1- Is it possible to stop translation for enum types in rtiddsgen? I mean something like "@resolve-name off" but for the whole enum. 

2- Does "rti recording service" have any problems with the types in IDL file indicated with "@resolve-name off" directive?

Thanks in advance for your help.

Bonjefir

Gerardo Pardo's picture
Offline
Last seen: 3 days 5 hours ago
Joined: 06/02/2010
Posts: 602

Hi,

Regarding question #1 would ne Ied to understand more about what you are trying to do. Can you attache an example IDL and explain a bit more why you do not want the enum to be resolved in the IDL?  Do you mean that you do not have the enum declaration the same IDL file? Also what is programming language are you using? I can think of some solutions but they are programming-language specific..

Regarding question #2. The @resolve-name does not affect the type being generated. What it does is a "forward declaration" to tell rtiddsgen to allow the type to be referenced from other types and not give an error even if the type definition is not in the IDL files known to the rtiddsgen execution. However those types still need to be generated (e.g. by a separate execution of rtiddsgen on a differnt IDL file) and all the resulting files linked together. So at run-time from the recorder perspective there are ony two situations: Either the type of the data being recorder is known (e.g. via discovery-propagated typecodes) or not.  Either situation is indepedent of the presence of the @resolve-name in the IDL. That only affects the checking performed by rtiddsgen not the end code being compiled.

Gerardo

Offline
Last seen: 5 years 3 days ago
Joined: 08/13/2014
Posts: 55

Hi Gerardo

First thanks for your nice and comprehensive answer. About question #1, please take a look at this: https://community.rti.com/forum-topic/how-use-generated-enums-rtiddsgen-modern-c-code

About the second question, I'm almost get your answer but there is only one question left. Based on your answer, RTI recording service won't record data if its type is unknown. Is it true?

Bonjefir

Offline
Last seen: 6 years 12 months ago
Joined: 09/17/2015
Posts: 53

You can edit the c++03 templates of rtiddsgen2. So you can apply perhaps generate code alongside http://stackoverflow.com/questions/17823800/typedef-and-enum-or-enum-class to emulate classical c enums. 

Gerardo Pardo's picture
Offline
Last seen: 3 days 5 hours ago
Joined: 06/02/2010
Posts: 602

Hello Bonjefir,

Thank you for the reference. I understand this is pretty annoying when migrating the Enums from the tradicitonal to the new C++. I think editing the C++03 templates, as robuser suggests,  may be the only workaround if you do not want to migrate all the code. If you are migrating the code then perhaps using a smart editor that supports refactoring can help make it less painful.
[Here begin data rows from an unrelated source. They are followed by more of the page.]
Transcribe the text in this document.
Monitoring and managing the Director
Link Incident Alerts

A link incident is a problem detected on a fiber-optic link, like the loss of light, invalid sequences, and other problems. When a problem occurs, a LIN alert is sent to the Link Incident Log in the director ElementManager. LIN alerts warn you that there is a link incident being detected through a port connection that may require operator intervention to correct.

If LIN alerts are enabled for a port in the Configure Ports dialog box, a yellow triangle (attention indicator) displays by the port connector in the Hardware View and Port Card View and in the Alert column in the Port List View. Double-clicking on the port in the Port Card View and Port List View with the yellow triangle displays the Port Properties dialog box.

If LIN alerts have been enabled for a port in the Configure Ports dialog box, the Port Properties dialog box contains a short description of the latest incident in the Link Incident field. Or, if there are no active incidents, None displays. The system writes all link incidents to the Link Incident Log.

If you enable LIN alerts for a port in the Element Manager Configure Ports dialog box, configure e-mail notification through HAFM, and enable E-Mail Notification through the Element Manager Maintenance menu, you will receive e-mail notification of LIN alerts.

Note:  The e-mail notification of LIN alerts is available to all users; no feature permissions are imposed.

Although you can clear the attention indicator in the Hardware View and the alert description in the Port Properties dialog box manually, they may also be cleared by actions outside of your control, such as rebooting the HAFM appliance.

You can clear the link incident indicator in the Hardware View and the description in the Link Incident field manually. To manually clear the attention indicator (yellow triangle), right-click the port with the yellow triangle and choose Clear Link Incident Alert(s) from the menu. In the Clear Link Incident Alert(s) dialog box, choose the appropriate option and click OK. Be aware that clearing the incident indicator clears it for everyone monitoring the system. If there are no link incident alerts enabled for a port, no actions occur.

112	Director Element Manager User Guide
Was this the main source of pain migrating from the Traditional C++ to the Modern C++ API? If so I think we may want to consider adding an option to support the old style enums to alliviate other users that want to migrate...
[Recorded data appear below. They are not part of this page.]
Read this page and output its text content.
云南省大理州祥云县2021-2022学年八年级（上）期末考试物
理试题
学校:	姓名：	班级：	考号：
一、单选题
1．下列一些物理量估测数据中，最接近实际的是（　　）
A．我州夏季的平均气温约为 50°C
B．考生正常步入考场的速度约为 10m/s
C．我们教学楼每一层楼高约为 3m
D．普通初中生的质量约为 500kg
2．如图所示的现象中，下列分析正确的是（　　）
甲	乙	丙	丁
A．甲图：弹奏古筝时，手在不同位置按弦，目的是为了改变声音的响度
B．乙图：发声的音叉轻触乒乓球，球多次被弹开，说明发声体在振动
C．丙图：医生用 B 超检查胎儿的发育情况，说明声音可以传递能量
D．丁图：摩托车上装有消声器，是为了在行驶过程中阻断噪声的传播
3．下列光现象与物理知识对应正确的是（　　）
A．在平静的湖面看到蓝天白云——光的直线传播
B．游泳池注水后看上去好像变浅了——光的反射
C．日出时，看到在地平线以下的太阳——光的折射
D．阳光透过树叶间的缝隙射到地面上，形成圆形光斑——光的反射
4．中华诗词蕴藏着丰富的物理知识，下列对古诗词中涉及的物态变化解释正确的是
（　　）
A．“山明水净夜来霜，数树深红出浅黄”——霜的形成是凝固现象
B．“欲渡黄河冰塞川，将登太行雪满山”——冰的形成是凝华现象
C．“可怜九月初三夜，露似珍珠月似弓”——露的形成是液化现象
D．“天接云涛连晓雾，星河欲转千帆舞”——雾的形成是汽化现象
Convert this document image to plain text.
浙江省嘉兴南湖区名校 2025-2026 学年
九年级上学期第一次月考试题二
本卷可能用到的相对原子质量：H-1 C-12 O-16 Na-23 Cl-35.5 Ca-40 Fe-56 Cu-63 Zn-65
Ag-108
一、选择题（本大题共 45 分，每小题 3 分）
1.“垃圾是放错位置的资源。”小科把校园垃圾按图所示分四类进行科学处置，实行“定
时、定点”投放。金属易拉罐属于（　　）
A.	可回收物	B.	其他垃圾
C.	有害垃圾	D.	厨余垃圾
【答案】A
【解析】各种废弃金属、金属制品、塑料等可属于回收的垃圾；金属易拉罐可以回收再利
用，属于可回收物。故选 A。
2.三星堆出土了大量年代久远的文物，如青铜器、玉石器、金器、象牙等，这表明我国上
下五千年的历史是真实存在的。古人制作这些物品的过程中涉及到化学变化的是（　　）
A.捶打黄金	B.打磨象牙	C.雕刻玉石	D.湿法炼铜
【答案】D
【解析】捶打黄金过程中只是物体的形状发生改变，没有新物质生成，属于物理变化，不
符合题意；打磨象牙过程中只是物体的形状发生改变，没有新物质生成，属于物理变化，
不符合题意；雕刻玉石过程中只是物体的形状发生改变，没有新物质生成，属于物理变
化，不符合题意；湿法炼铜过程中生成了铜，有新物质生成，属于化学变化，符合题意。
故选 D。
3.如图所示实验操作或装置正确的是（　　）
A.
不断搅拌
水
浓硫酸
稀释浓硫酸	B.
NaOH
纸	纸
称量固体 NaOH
Regarding RTI Recording Service recoding data whose type is unknown.  This is indeed possible. This is described in Section 4.7 (Domain Properties) of the RTI Recording Service Users Manual.  To do this you need to specify

 <deserialize_mode>RTIDDS_DESERIALIZEMODE_AUTOMATIC</deserialize_mode>

This is done inside the <domain> section in the Recording Service XML configuration file.
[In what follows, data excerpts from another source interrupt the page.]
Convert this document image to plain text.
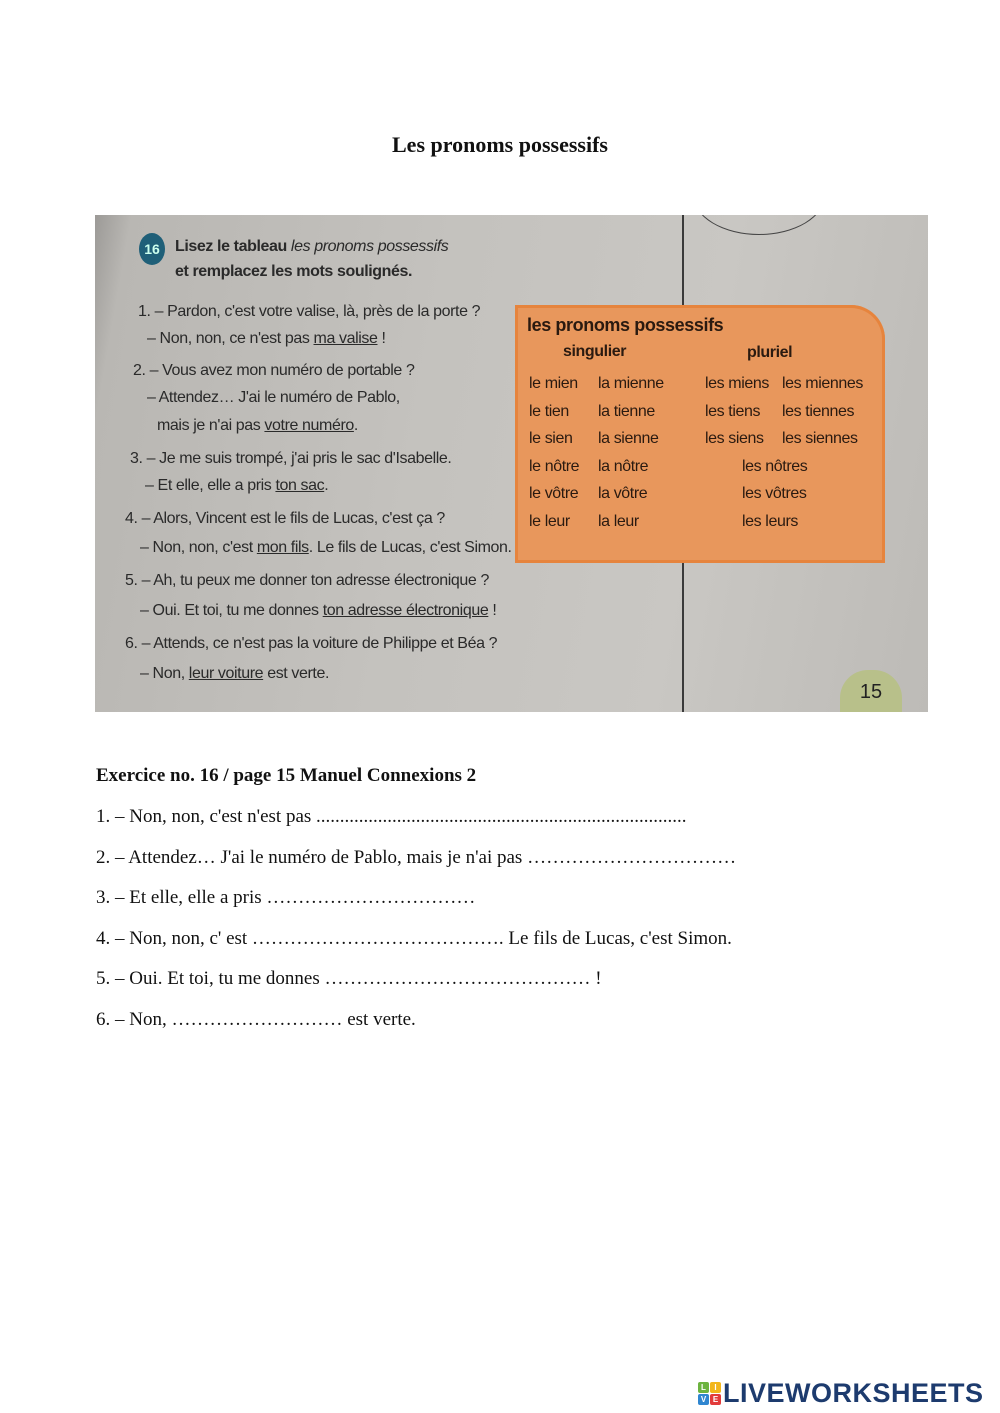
Les pronoms possessifs
16 Lisez le tableau les pronoms possessifs
et remplacez les mots soulignés.
1. – Pardon, c'est votre valise, là, près de la porte ?
– Non, non, ce n'est pas ma valise !
2. – Vous avez mon numéro de portable ?
– Attendez… J'ai le numéro de Pablo,
mais je n'ai pas votre numéro.
3. – Je me suis trompé, j'ai pris le sac d'Isabelle.
– Et elle, elle a pris ton sac.
4. – Alors, Vincent est le fils de Lucas, c'est ça ?
– Non, non, c'est mon fils. Le fils de Lucas, c'est Simon.
5. – Ah, tu peux me donner ton adresse électronique ?
– Oui. Et toi, tu me donnes ton adresse électronique !
6. – Attends, ce n'est pas la voiture de Philippe et Béa ?
– Non, leur voiture est verte.
les pronoms possessifs
singulier	pluriel
le mien la mienne	les miens les miennes
le tien la tienne	les tiens les tiennes
le sien la sienne	les siens les siennes
le nôtre la nôtre	les nôtres
le vôtre la vôtre	les vôtres
le leur la leur	les leurs
15
Exercice no. 16 / page 15 Manuel Connexions 2
1. – Non, non, c'est n'est pas ..............................................................................
2. – Attendez… J'ai le numéro de Pablo, mais je n'ai pas ……………………………
3. – Et elle, elle a pris ……………………………
4. – Non, non, c' est …………………………………. Le fils de Lucas, c'est Simon.
5. – Oui. Et toi, tu me donnes …………………………………… !
6. – Non, ……………………… est verte.
L	I
V E LIVEWORKSHEETS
With this configuration the data will be recorded in deserialized mode if the type is known and in serialized mode if the type is not known.

Gerardo

Offline
Last seen: 5 years 3 days ago
Joined: 08/13/2014
Posts: 55

Dear Gerardo,

Thanks for your nice and comprehensive answer and suggestion. I had to migrate the enum from traditional C++ to the Modern C++ API. But I welcome your suggestion to add an option to support the old style enums.